La réflexion politique sur les méthodes de gouvernance prend donc ce matin l’allure d’une étrange classe verte réunissant artistes, chargés de production et d’administration. On commence dans le dur, avec l’attribution des blazes de scout – «coccinelle coquine», «koala cocasse» ou «espadon espiègle». L’ordre du jour, ensuite, prévoit d’évoquer la revalorisation de la grille des salaires à l’heure de l’inflation, le bilan tiré de la présence à Avignon off cet été (il est bon), la planification d’un «deep collegium» (comme on dit «deep learning») de trois jours en Bretagne au printemps prochain. La pause matinale, elle, prendra l’allure d’une grande procession sylvestre – la pause aussi est «curatée», sourient-ils – avec enceinte portative et micro pour exposer les projets en cours : «Vous pouvez choisir de nous parler de votre prochaine pièce derrière un arbre ou assisté par l’autotune», met à l’aise l’un des membres. On prendra ainsi des nouvelles du projet Big Data Yoyo d’Arnaud Boulogne et Sébastien Vial : une tentative de s’en remettre uniquement à Internet pour apprendre à faire toutes les choses de la vie. On y évoque le prochain grand rassemblement artistique de novembre, qui se tiendra au Maillon de Strasbourg pendant deux semaines.
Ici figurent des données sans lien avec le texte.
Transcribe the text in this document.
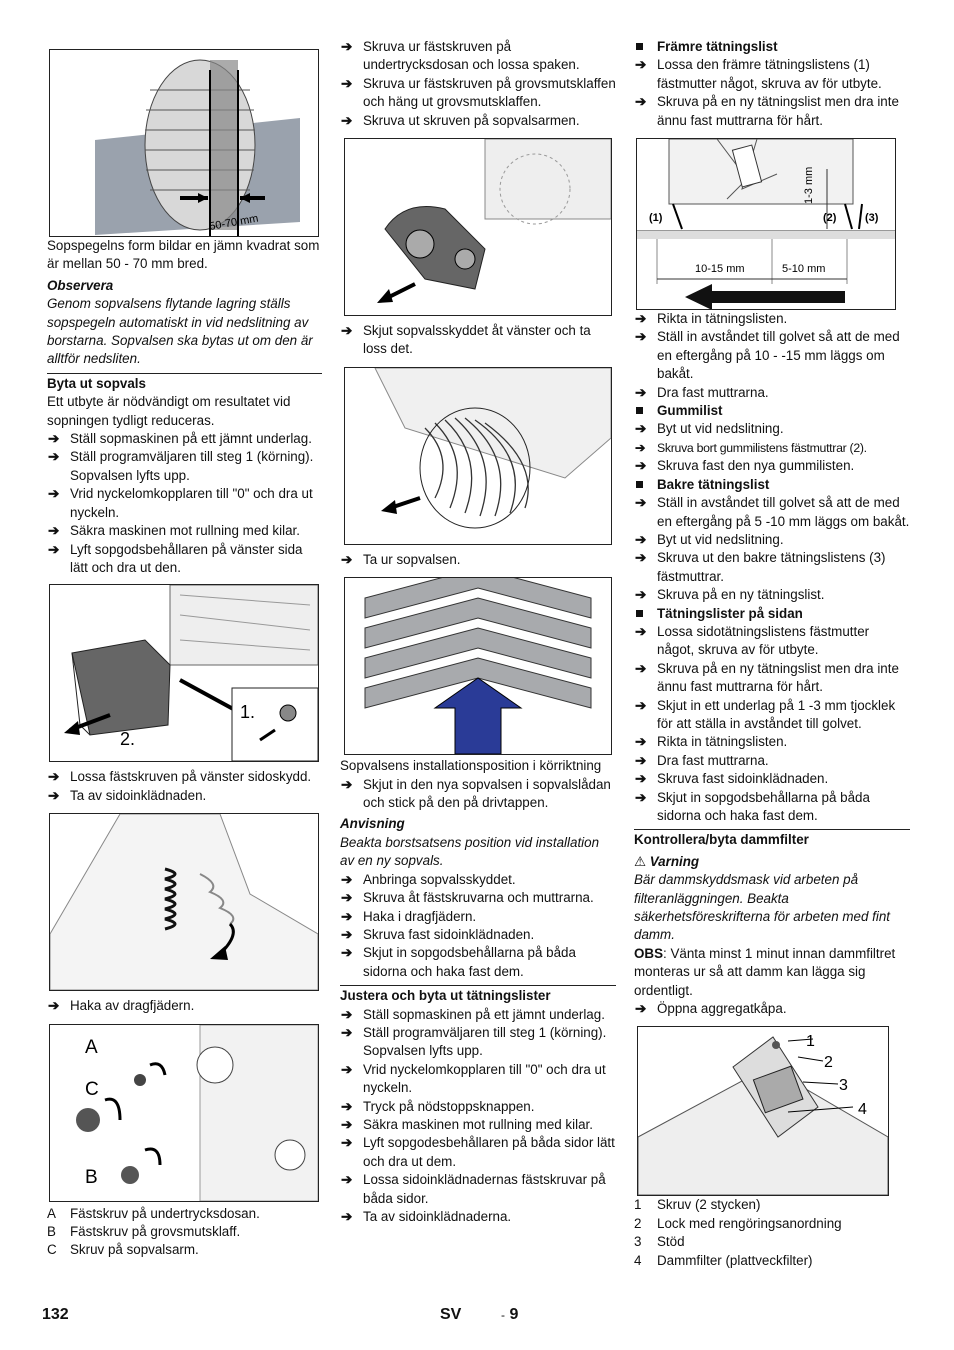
50-70 mm

Sopspegelns form bildar en jämn kvadrat som är mellan 50 - 70 mm bred.

Observera

Genom sopvalsens flytande lagring ställs sopspegeln automatiskt in vid nedslitning av borstarna. Sopvalsen ska bytas ut om den är alltför nedsliten.

Byta ut sopvals

Ett utbyte är nödvändigt om resultatet vid sopningen tydligt reduceras.

➔ Ställ sopmaskinen på ett jämnt underlag.
➔ Ställ programväljaren till steg 1 (körning). Sopvalsen lyfts upp.
➔ Vrid nyckelomkopplaren till "0" och dra ut nyckeln.
➔ Säkra maskinen mot rullning med kilar.
➔ Lyft sopgodsbehållaren på vänster sida lätt och dra ut den.
1.
2.
➔ Lossa fästskruven på vänster sidoskydd.
➔ Ta av sidoinklädnaden.
➔ Haka av dragfjädern.
A
C
B
A Fästskruv på undertrycksdosan.
B Fästskruv på grovsmutsklaff.
C Skruv på sopvalsarm.
➔ Skruva ur fästskruven på undertrycksdosan och lossa spaken.
➔ Skruva ur fästskruven på grovsmutsklaffen och häng ut grovsmutsklaffen.
➔ Skruva ut skruven på sopvalsarmen.
➔ Skjut sopvalsskyddet åt vänster och ta loss det.
➔ Ta ur sopvalsen.

Sopvalsens installationsposition i körriktning

➔ Skjut in den nya sopvalsen i sopvalslådan och stick på den på drivtappen.

Anvisning

Beakta borstsatsens position vid installation av en ny sopvals.

➔ Anbringa sopvalsskyddet.
➔ Skruva åt fästskruvarna och muttrarna.
➔ Haka i dragfjädern.
➔ Skruva fast sidoinklädnaden.
➔ Skjut in sopgodsbehållarna på båda sidorna och haka fast dem.

Justera och byta ut tätningslister

➔ Ställ sopmaskinen på ett jämnt underlag.
➔ Ställ programväljaren till steg 1 (körning). Sopvalsen lyfts upp.
➔ Vrid nyckelomkopplaren till "0" och dra ut nyckeln.
➔ Tryck på nödstoppsknappen.
➔ Säkra maskinen mot rullning med kilar.
➔ Lyft sopgodesbehållaren på båda sidor lätt och dra ut dem.
➔ Lossa sidoinklädnadernas fästskruvar på båda sidor.
➔ Ta av sidoinklädnaderna.
Främre tätningslist
➔ Lossa den främre tätningslistens (1) fästmutter något, skruva av för utbyte.
➔ Skruva på en ny tätningslist men dra inte ännu fast muttrarna för hårt.
(1)	(2)	(3)
10-15 mm	5-10 mm
1-3 mm
➔ Rikta in tätningslisten.
➔ Ställ in avståndet till golvet så att de med en eftergång på 10 - -15 mm läggs om bakåt.
➔ Dra fast muttrarna.
Gummilist
➔ Byt ut vid nedslitning.
➔ Skruva bort gummilistens fästmuttrar (2).
➔ Skruva fast den nya gummilisten.
Bakre tätningslist
➔ Ställ in avståndet till golvet så att de med en eftergång på 5 -10 mm läggs om bakåt.
➔ Byt ut vid nedslitning.
➔ Skruva ut den bakre tätningslistens (3) fästmuttrar.
➔ Skruva på en ny tätningslist.
Tätningslister på sidan
➔ Lossa sidotätningslistens fästmutter något, skruva av för utbyte.
➔ Skruva på en ny tätningslist men dra inte ännu fast muttrarna för hårt.
➔ Skjut in ett underlag på 1 -3 mm tjocklek för att ställa in avståndet till golvet.
➔ Rikta in tätningslisten.
➔ Dra fast muttrarna.
➔ Skruva fast sidoinklädnaden.
➔ Skjut in sopgodsbehållarna på båda sidorna och haka fast dem.

Kontrollera/byta dammfilter

⚠ Varning

Bär dammskyddsmask vid arbeten på filteranläggningen. Beakta säkerhetsföreskrifterna för arbeten med fint damm.

OBS: Vänta minst 1 minut innan dammfiltret monteras ur så att damm kan lägga sig ordentligt.

➔ Öppna aggregatkåpa.
1
2
3
4
1 Skruv (2 stycken)
2 Lock med rengöringsanordning
3 Stöd
4 Dammfilter (plattveckfilter)
132	SV	- 9
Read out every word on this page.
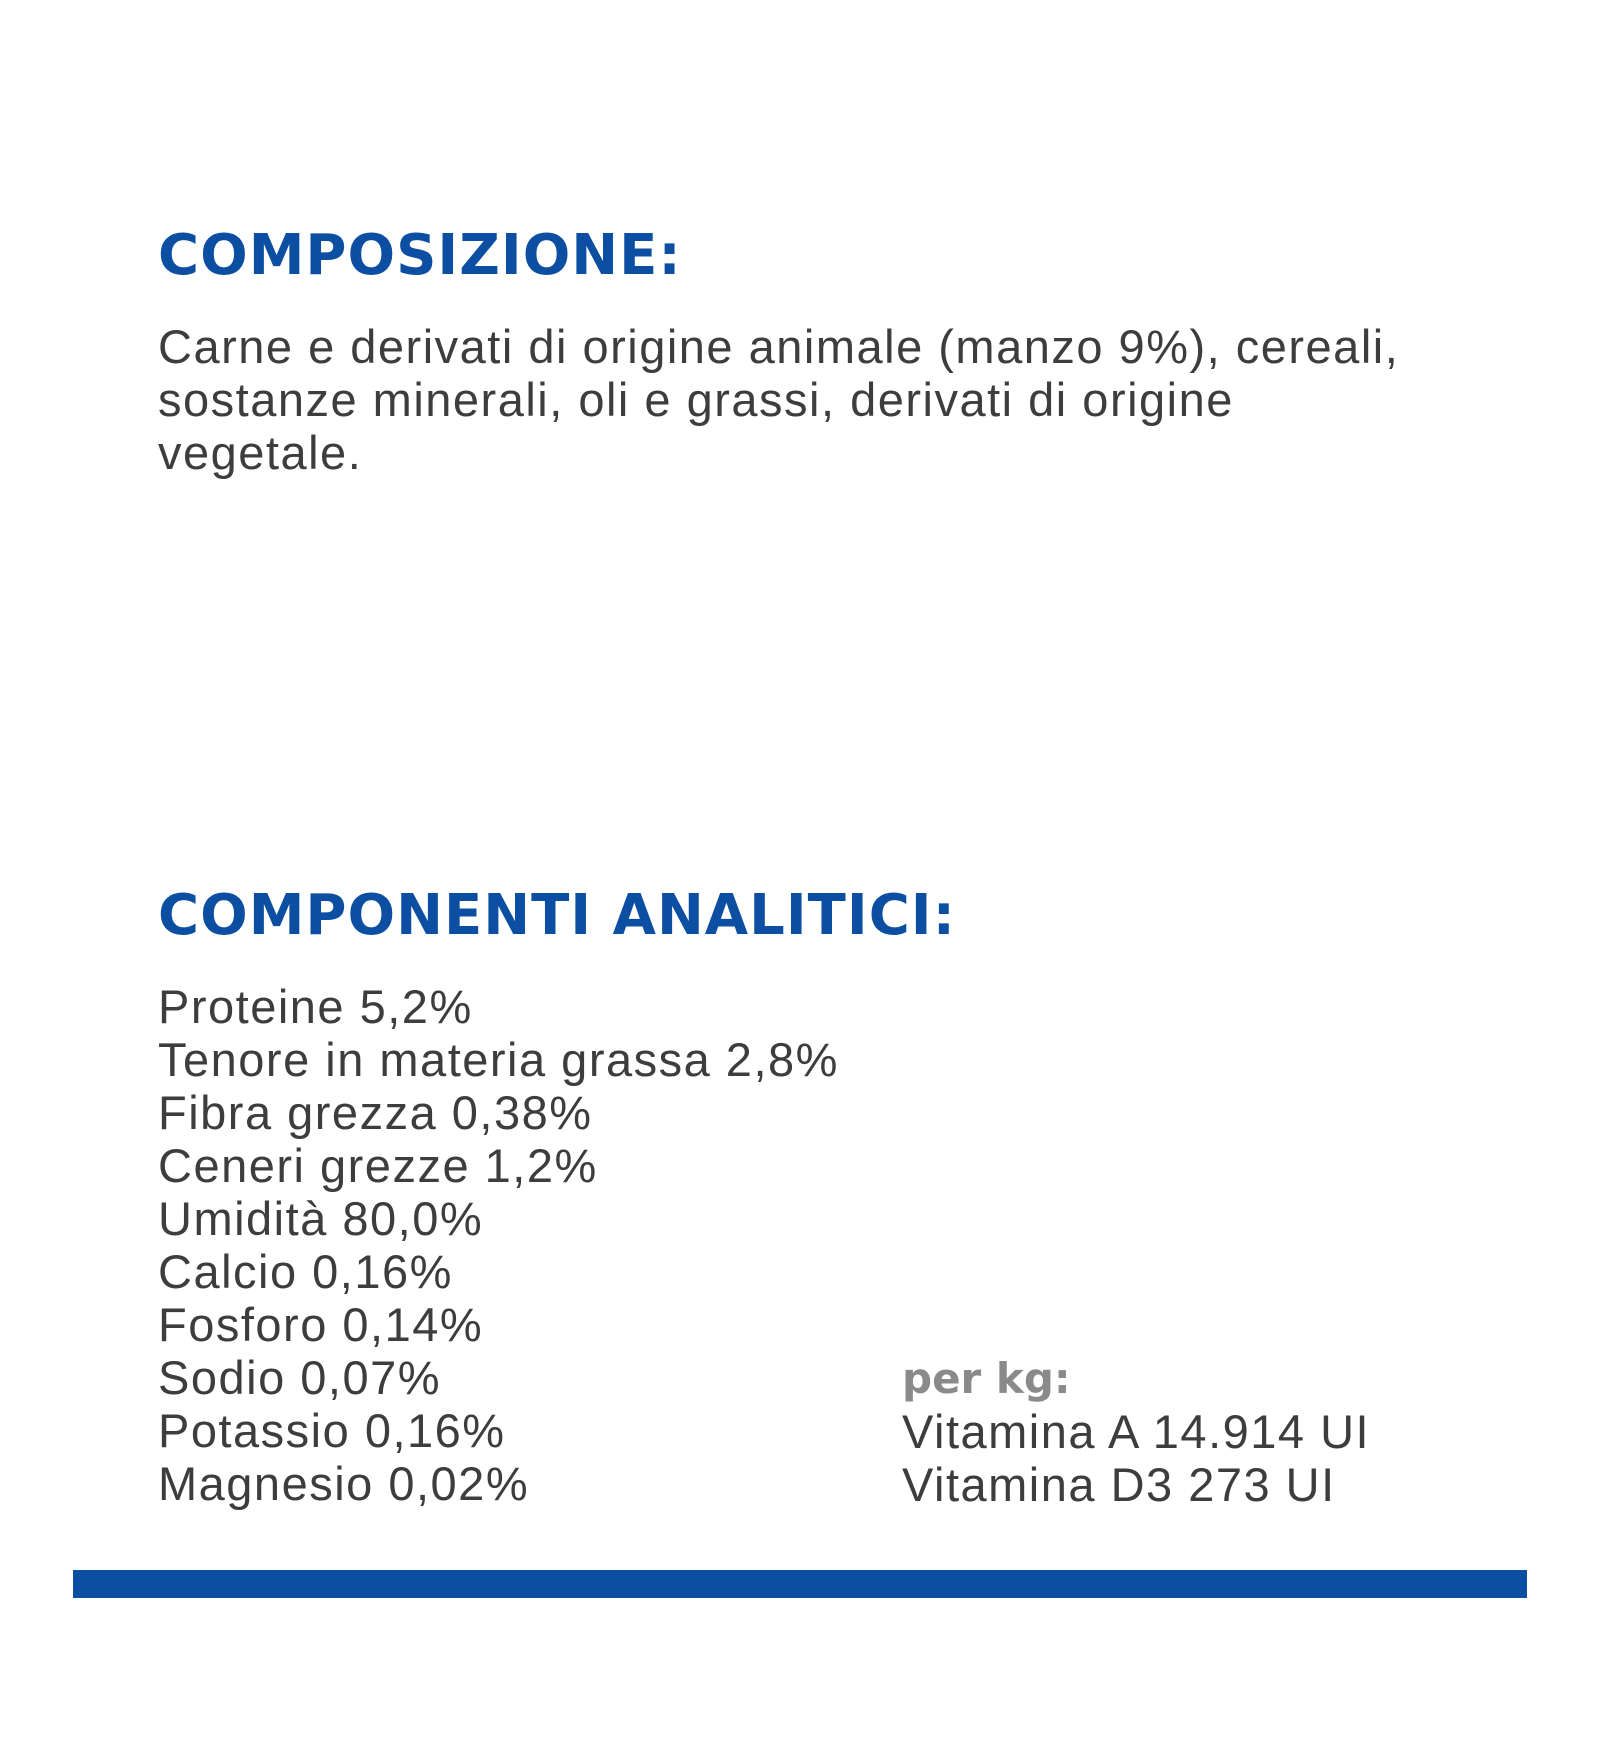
COMPOSIZIONE:

Carne e derivati di origine animale (manzo 9%), cereali, sostanze minerali, oli e grassi, derivati di origine vegetale.

COMPONENTI ANALITICI:
Proteine 5,2%
Tenore in materia grassa 2,8%
Fibra grezza 0,38%
Ceneri grezze 1,2%
Umidità 80,0%
Calcio 0,16%
Fosforo 0,14%
Sodio 0,07%
Potassio 0,16%
Magnesio 0,02%
per kg:
Vitamina A 14.914 UI
Vitamina D3 273 UI
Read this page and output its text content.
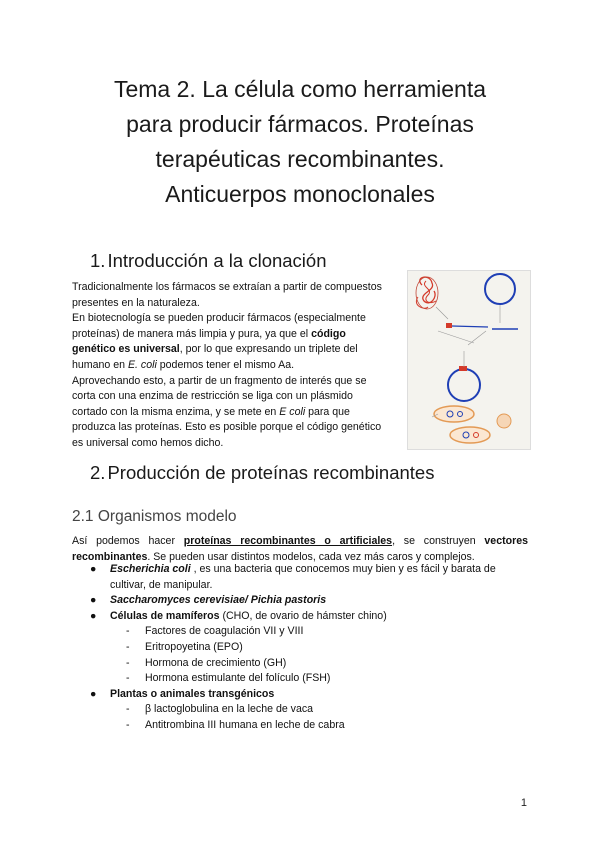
Tema 2. La célula como herramienta
para producir fármacos. Proteínas
terapéuticas recombinantes.
Anticuerpos monoclonales
1. Introducción a la clonación

Tradicionalmente los fármacos se extraían a partir de compuestos
presentes en la naturaleza.
En biotecnología se pueden producir fármacos (especialmente
proteínas) de manera más limpia y pura, ya que el código
genético es universal, por lo que expresando un triplete del
humano en E. coli podemos tener el mismo Aa.
Aprovechando esto, a partir de un fragmento de interés que se
corta con una enzima de restricción se liga con un plásmido
cortado con la misma enzima, y se mete en E coli para que
produzca las proteínas. Esto es posible porque el código genético
es universal como hemos dicho.

2. Producción de proteínas recombinantes
2.1 Organismos modelo

Así podemos hacer proteínas recombinantes o artificiales, se construyen vectores recombinantes. Se pueden usar distintos modelos, cada vez más caros y complejos.

●	Escherichia coli , es una bacteria que conocemos muy bien y es fácil y barata de cultivar, de manipular.
●	Saccharomyces cerevisiae/ Pichia pastoris
●	Células de mamíferos (CHO, de ovario de hámster chino)
- Factores de coagulación VII y VIII
- Eritropoyetina (EPO)
- Hormona de crecimiento (GH)
- Hormona estimulante del folículo (FSH)
●	Plantas o animales transgénicos
- β lactoglobulina en la leche de vaca
- Antitrombina III humana en leche de cabra
1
L’occasion de redécouvrir, outre les merveilleux spectacles que sont Elles vivent, De la sexualité des orchidées ou Ami·e·s, il faut faire une pause, des dingueries comme France Distraction, inspirées des parcs de loisirs pour enfants : dans un bassin contenant 25 000 balles noires sur lesquelles sont inscrits des aphorismes stoïciens – «Vis comme sur une montagne», «Tu n’es qu’une âme chétive qui soulève un cadavre», «Aime les compagnons que le destin te donne» – le public est invité à un «massage moral» qui tient, commentent-ils, «de la séance de spa et de la leçon de sagesse».
( Amélie Boissel )
Pour fluidifier la parole, faire circuler les idées, stimuler la créativité des artistes, rester heureux tous ensemble, l’Amicale a compilé sur plusieurs années différents trucs et astuces puisés à des sources bigarrées : dans les milieux SM (et leurs safe words), les assos militantes, les manuels de développement personnel qu’ils remixent à leur sauce, ou même des «trucs de “nazis” de la productivité comme la méthode GTD, explique Antoine Defoort, sauf qu’ici le but est d’être le plus content possible.» Tous ces jeux méthodologiques sont classés par grandes familles et ordonnées sur une gigantesque fresque composée de post-it que les sociétaires de l’Amicale activent parfois lors de visites commentées. La «Météyo» incite à ouvrir la discussion en annonçant toute information utile sur sa météo personnelle (ex : «yo, j’ai mal dormi»). La «sieste pimpée», inspirée de Roger-Pol Droit dans ses 101 expériences de philosophie quotidienne, vise à créer les conditions optimales pour s’endormir (playlist des meilleures musiques pour s’endormir). Le «salon divinatoire» propose aux artistes de synthétiser leur projet artistique en un objet chiné aux puces. Et l’on rêve encore aux règles du jeu cachées derrière des intitulés comme «protocole de bannissement des mails», «le parapluie de discussion» ou les «bords plateaux assistés par ordinateur» (les BPAO). Est-ce que c’est bien sérieux ? Sur la casquette d’Antoine Defoort, qui avance en luciole sur le sentier forestier, est cousue cette phrase en forme de cogito : «En fait, j’en sais rien». Nous, on sait bien que si.